Sul tema delicato anche la Cgil: «Da tempo osserviamo il fenomeno e cerchiamo di avvicinare i lavoratori per capire quanto questa precarietà finisca con l’essere sfruttamento vero e proprio e per capire cosa fare per tutelarli» ha detto Francesco Chiesa di Nidil Cgil e Toolbox di Bergamo. «Il 22 ottobre dello scorso anno, insieme ad alcuni rider, siamo stati ospitati in Consiglio Comunale a Bergamo per un confronto proprio sulle loro tutele: sul tema in quell’occasione si è discusso un ordine del giorno presentato da sedici consiglieri comunali della maggioranza».

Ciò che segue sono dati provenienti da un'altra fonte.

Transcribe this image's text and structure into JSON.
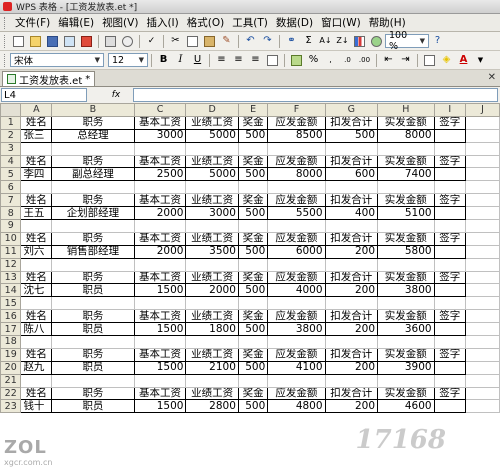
{
  "title_bar": {
    "text": "WPS 表格 - [工资发放表.et *]"
  },
  "menu": [
    "文件(F)",
    "编辑(E)",
    "视图(V)",
    "插入(I)",
    "格式(O)",
    "工具(T)",
    "数据(D)",
    "窗口(W)",
    "帮助(H)"
  ],
  "toolbar": {
    "zoom": "100 %",
    "font_name": "宋体",
    "font_size": "12",
    "bold": "B",
    "italic": "I",
    "underline": "U",
    "sum": "Σ",
    "percent": "%",
    "font_color_label": "A"
  },
  "doc_tab": {
    "name": "工资发放表.et",
    "close": "✕",
    "dirty": "*"
  },
  "formula_bar": {
    "cell_ref": "L4",
    "fx": "fx"
  },
  "columns": [
    "A",
    "B",
    "C",
    "D",
    "E",
    "F",
    "G",
    "H",
    "I",
    "J"
  ],
  "header_labels": [
    "姓名",
    "职务",
    "基本工资",
    "业绩工资",
    "奖金",
    "应发金额",
    "扣发合计",
    "实发金额",
    "签字"
  ],
  "rows": [
    {
      "r": "1",
      "type": "header"
    },
    {
      "r": "2",
      "type": "data",
      "name": "张三",
      "title": "总经理",
      "base": "3000",
      "perf": "5000",
      "bonus": "500",
      "gross": "8500",
      "deduct": "500",
      "net": "8000"
    },
    {
      "r": "3",
      "type": "blank"
    },
    {
      "r": "4",
      "type": "header"
    },
    {
      "r": "5",
      "type": "data",
      "name": "李四",
      "title": "副总经理",
      "base": "2500",
      "perf": "5000",
      "bonus": "500",
      "gross": "8000",
      "deduct": "600",
      "net": "7400"
    },
    {
      "r": "6",
      "type": "blank"
    },
    {
      "r": "7",
      "type": "header"
    },
    {
      "r": "8",
      "type": "data",
      "name": "王五",
      "title": "企划部经理",
      "base": "2000",
      "perf": "3000",
      "bonus": "500",
      "gross": "5500",
      "deduct": "400",
      "net": "5100"
    },
    {
      "r": "9",
      "type": "blank"
    },
    {
      "r": "10",
      "type": "header"
    },
    {
      "r": "11",
      "type": "data",
      "name": "刘六",
      "title": "销售部经理",
      "base": "2000",
      "perf": "3500",
      "bonus": "500",
      "gross": "6000",
      "deduct": "200",
      "net": "5800"
    },
    {
      "r": "12",
      "type": "blank"
    },
    {
      "r": "13",
      "type": "header"
    },
    {
      "r": "14",
      "type": "data",
      "name": "沈七",
      "title": "职员",
      "base": "1500",
      "perf": "2000",
      "bonus": "500",
      "gross": "4000",
      "deduct": "200",
      "net": "3800"
    },
    {
      "r": "15",
      "type": "blank"
    },
    {
      "r": "16",
      "type": "header"
    },
    {
      "r": "17",
      "type": "data",
      "name": "陈八",
      "title": "职员",
      "base": "1500",
      "perf": "1800",
      "bonus": "500",
      "gross": "3800",
      "deduct": "200",
      "net": "3600"
    },
    {
      "r": "18",
      "type": "blank"
    },
    {
      "r": "19",
      "type": "header"
    },
    {
      "r": "20",
      "type": "data",
      "name": "赵九",
      "title": "职员",
      "base": "1500",
      "perf": "2100",
      "bonus": "500",
      "gross": "4100",
      "deduct": "200",
      "net": "3900"
    },
    {
      "r": "21",
      "type": "blank"
    },
    {
      "r": "22",
      "type": "header"
    },
    {
      "r": "23",
      "type": "data",
      "name": "钱十",
      "title": "职员",
      "base": "1500",
      "perf": "2800",
      "bonus": "500",
      "gross": "4800",
      "deduct": "200",
      "net": "4600"
    }
  ],
  "watermark_left": {
    "text": "ZOL",
    "sub": "xgcr.com.cn"
  },
  "watermark_right": {
    "text": "17168"
  }
}
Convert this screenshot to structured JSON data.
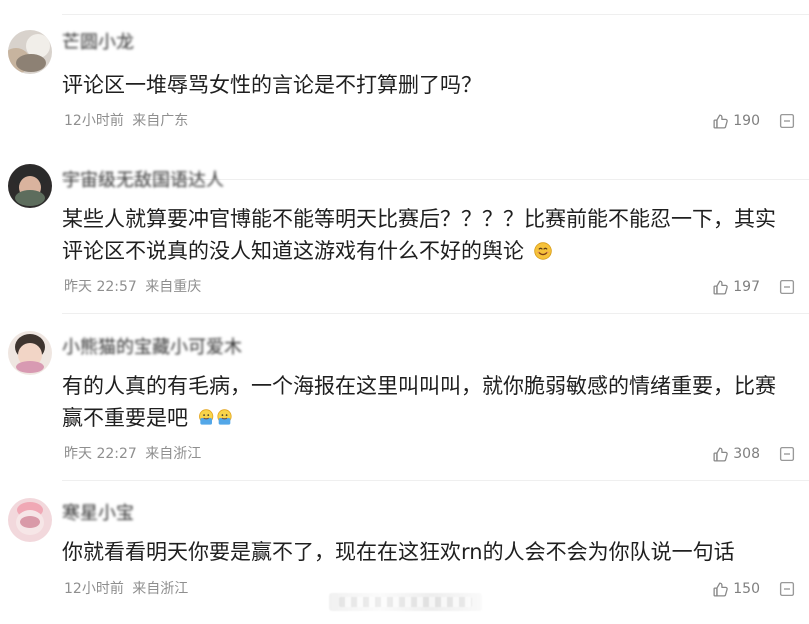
{
  "comments": [
    {
      "username": "芒圆小龙",
      "text": "评论区一堆辱骂女性的言论是不打算删了吗？",
      "time": "12小时前",
      "location": "来自广东",
      "likes": "190",
      "emoji_after_text": "none"
    },
    {
      "username": "宇宙级无敌国语达人",
      "text": "某些人就算要冲官博能不能等明天比赛后？？？？比赛前能不能忍一下，其实评论区不说真的没人知道这游戏有什么不好的舆论",
      "time": "昨天 22:57",
      "location": "来自重庆",
      "likes": "197",
      "emoji_after_text": "smile-emoji"
    },
    {
      "username": "小熊猫的宝藏小可爱木",
      "text": "有的人真的有毛病，一个海报在这里叫叫叫，就你脆弱敏感的情绪重要，比赛赢不重要是吧",
      "time": "昨天 22:27",
      "location": "来自浙江",
      "likes": "308",
      "emoji_after_text": "yellow-faces-emoji"
    },
    {
      "username": "寒星小宝",
      "text": "你就看看明天你要是赢不了，现在在这狂欢rn的人会不会为你队说一句话",
      "time": "12小时前",
      "location": "来自浙江",
      "likes": "150",
      "emoji_after_text": "none"
    }
  ],
  "icons": {
    "like": "thumb-up-icon",
    "more": "more-dots-icon"
  },
  "colors": {
    "text": "#1f1f1f",
    "meta": "#8f8f8f",
    "divider": "#efefef"
  }
}
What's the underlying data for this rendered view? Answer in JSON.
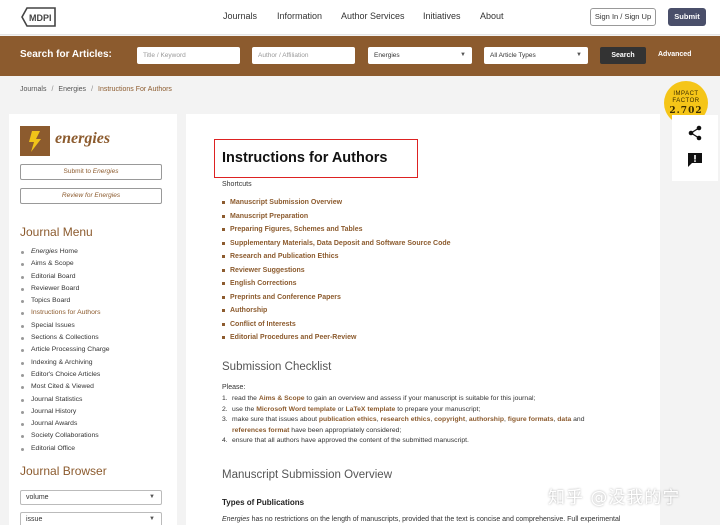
{
  "header": {
    "logo_text": "MDPI",
    "nav": [
      "Journals",
      "Information",
      "Author Services",
      "Initiatives",
      "About"
    ],
    "signin_label": "Sign In / Sign Up",
    "submit_label": "Submit"
  },
  "search": {
    "label": "Search for Articles:",
    "title_placeholder": "Title / Keyword",
    "author_placeholder": "Author / Affiliation",
    "journal_value": "Energies",
    "type_value": "All Article Types",
    "search_button": "Search",
    "advanced_label": "Advanced"
  },
  "breadcrumb": [
    "Journals",
    "Energies",
    "Instructions For Authors"
  ],
  "impact_badge": {
    "line1": "IMPACT",
    "line2": "FACTOR",
    "value": "2.702"
  },
  "sidebar": {
    "journal_name": "energies",
    "submit_button": {
      "prefix": "Submit to ",
      "journal": "Energies"
    },
    "review_button": {
      "prefix": "Review for ",
      "journal": "Energies"
    },
    "menu_heading": "Journal Menu",
    "menu_items": [
      {
        "italic": "Energies",
        "label": " Home"
      },
      {
        "label": "Aims & Scope"
      },
      {
        "label": "Editorial Board"
      },
      {
        "label": "Reviewer Board"
      },
      {
        "label": "Topics Board"
      },
      {
        "label": "Instructions for Authors",
        "active": true
      },
      {
        "label": "Special Issues"
      },
      {
        "label": "Sections & Collections"
      },
      {
        "label": "Article Processing Charge"
      },
      {
        "label": "Indexing & Archiving"
      },
      {
        "label": "Editor's Choice Articles"
      },
      {
        "label": "Most Cited & Viewed"
      },
      {
        "label": "Journal Statistics"
      },
      {
        "label": "Journal History"
      },
      {
        "label": "Journal Awards"
      },
      {
        "label": "Society Collaborations"
      },
      {
        "label": "Editorial Office"
      }
    ],
    "browser_heading": "Journal Browser",
    "volume_select": "volume",
    "issue_select": "issue"
  },
  "main": {
    "title": "Instructions for Authors",
    "shortcuts_label": "Shortcuts",
    "shortcuts": [
      "Manuscript Submission Overview",
      "Manuscript Preparation",
      "Preparing Figures, Schemes and Tables",
      "Supplementary Materials, Data Deposit and Software Source Code",
      "Research and Publication Ethics",
      "Reviewer Suggestions",
      "English Corrections",
      "Preprints and Conference Papers",
      "Authorship",
      "Conflict of Interests",
      "Editorial Procedures and Peer-Review"
    ],
    "checklist_heading": "Submission Checklist",
    "please": "Please:",
    "checklist": {
      "item1": {
        "num": "1.",
        "pre": "read the ",
        "link": "Aims & Scope",
        "post": " to gain an overview and assess if your manuscript is suitable for this journal;"
      },
      "item2": {
        "num": "2.",
        "pre": "use the ",
        "link1": "Microsoft Word template",
        "mid": " or ",
        "link2": "LaTeX template",
        "post": " to prepare your manuscript;"
      },
      "item3": {
        "num": "3.",
        "pre": "make sure that issues about ",
        "l1": "publication ethics",
        "l2": "research ethics",
        "l3": "copyright",
        "l4": "authorship",
        "l5": "figure formats",
        "l6": "data",
        "and": " and ",
        "l7": "references format",
        "post": " have been appropriately considered;"
      },
      "item4": {
        "num": "4.",
        "text": "ensure that all authors have approved the content of the submitted manuscript."
      }
    },
    "overview_heading": "Manuscript Submission Overview",
    "types_heading": "Types of Publications",
    "last_para_italic": "Energies",
    "last_para": " has no restrictions on the length of manuscripts, provided that the text is concise and comprehensive. Full experimental"
  },
  "watermark": "知乎 @没我的宁"
}
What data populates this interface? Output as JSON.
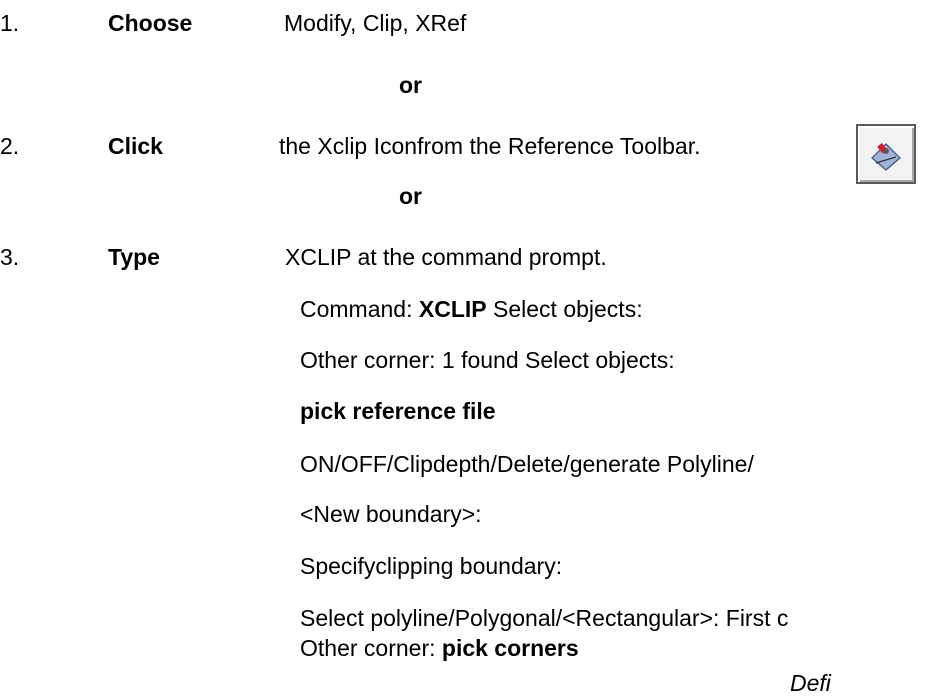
{
  "steps": [
    {
      "num": "1.",
      "verb": "Choose",
      "text": "Modify, Clip, XRef"
    },
    {
      "num": "2.",
      "verb": "Click",
      "text": "the Xclip Iconfrom the Reference Toolbar."
    },
    {
      "num": "3.",
      "verb": "Type",
      "text": "XCLIP  at the command prompt."
    }
  ],
  "or_label": "or",
  "commands": {
    "line1_prefix": "Command: ",
    "line1_bold": "XCLIP",
    "line1_suffix": " Select objects:",
    "line2": "Other corner: 1 found Select objects:",
    "line3": "pick reference file",
    "line4": "ON/OFF/Clipdepth/Delete/generate Polyline/",
    "line5": "<New  boundary>:",
    "line6": "Specifyclipping boundary:",
    "line7": "Select polyline/Polygonal/<Rectangular>: First c",
    "line8_prefix": "Other corner: ",
    "line8_bold": "pick corners",
    "line9_partial": "Defi"
  },
  "icons": {
    "xclip": "xclip-toolbar-icon"
  }
}
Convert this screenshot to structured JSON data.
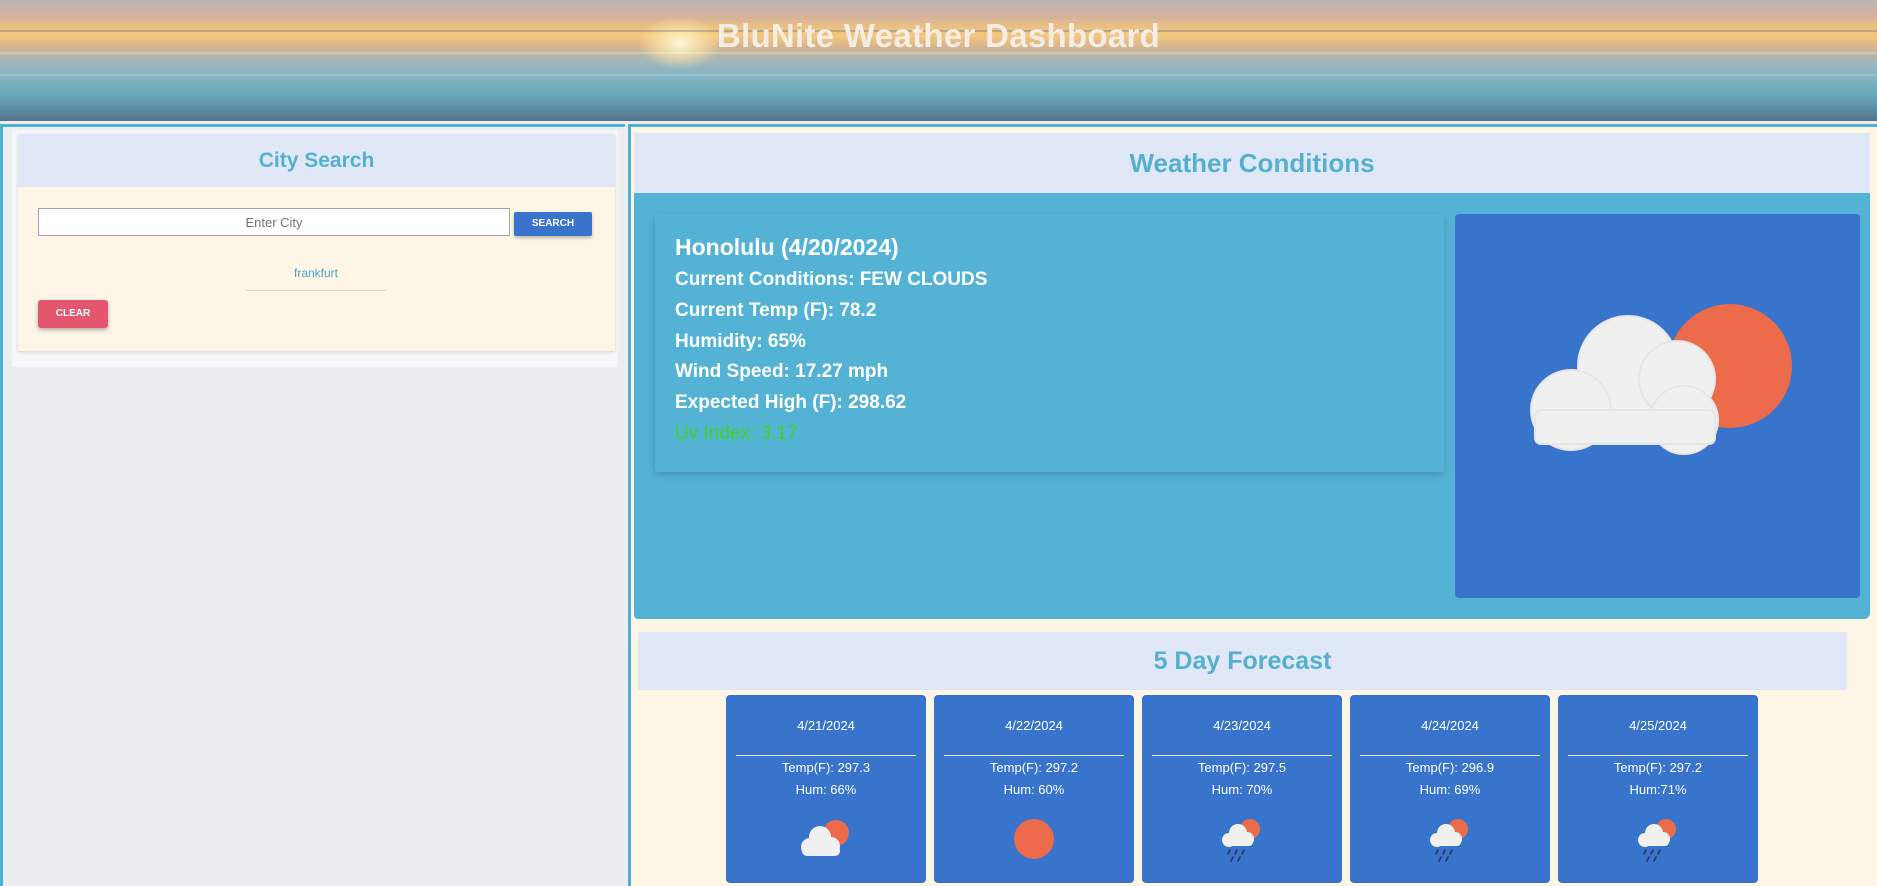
{
  "header": {
    "title": "BluNite Weather Dashboard"
  },
  "search": {
    "title": "City Search",
    "placeholder": "Enter City",
    "search_label": "SEARCH",
    "history": [
      "frankfurt"
    ],
    "clear_label": "CLEAR"
  },
  "current": {
    "section_title": "Weather Conditions",
    "city_date": "Honolulu (4/20/2024)",
    "conditions": "Current Conditions: FEW CLOUDS",
    "temp": "Current Temp (F): 78.2",
    "humidity": "Humidity: 65%",
    "wind": "Wind Speed: 17.27 mph",
    "high": "Expected High (F): 298.62",
    "uv": "Uv Index: 3.17",
    "icon": "few-clouds-day-icon"
  },
  "forecast": {
    "title": "5 Day Forecast",
    "days": [
      {
        "date": "4/21/2024",
        "temp": "Temp(F): 297.3",
        "hum": "Hum: 66%",
        "icon": "few-clouds-icon"
      },
      {
        "date": "4/22/2024",
        "temp": "Temp(F): 297.2",
        "hum": "Hum: 60%",
        "icon": "sun-icon"
      },
      {
        "date": "4/23/2024",
        "temp": "Temp(F): 297.5",
        "hum": "Hum: 70%",
        "icon": "rain-icon"
      },
      {
        "date": "4/24/2024",
        "temp": "Temp(F): 296.9",
        "hum": "Hum: 69%",
        "icon": "rain-icon"
      },
      {
        "date": "4/25/2024",
        "temp": "Temp(F): 297.2",
        "hum": "Hum:71%",
        "icon": "rain-icon"
      }
    ]
  },
  "colors": {
    "accent": "#55b0d0",
    "card_blue": "#3873cc",
    "panel_blue": "#54b3d5",
    "clear_red": "#e2566e",
    "uv_green": "#3cd51f",
    "sun_orange": "#ec6b4a"
  }
}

La maggior parte dei rider incontrati da Nidil Cgil a Bergamo «sono di origine straniera, con un’età molto varia, dai 18 fino anche ai 50 anni. Sono tutti lavoratori autonomi e chi lavora da almeno un anno è stato obbligato ad aprire Partita Iva - prosegue Chiesa -.Anche quest’estate la Cgil si è confrontata con loro, ancora una volta girando per le strade in bicicletta. Le richieste che dai rider ci arrivano riguardano soprattutto il tema della sicurezza: sia chi lavora per Deliveroo che per Glovo è titolare di un’assicurazione privata che però giudichiamo assolutamente inadeguata. Altra richiesta è quella di eliminare il solo sistema di pagamento a cottimo, cioè a consegna: non si ha, infatti, la garanzia di essere pagati per le ore in cui ci si rende disponibili. Quello che servirebbe è un compenso minimo orario garantito».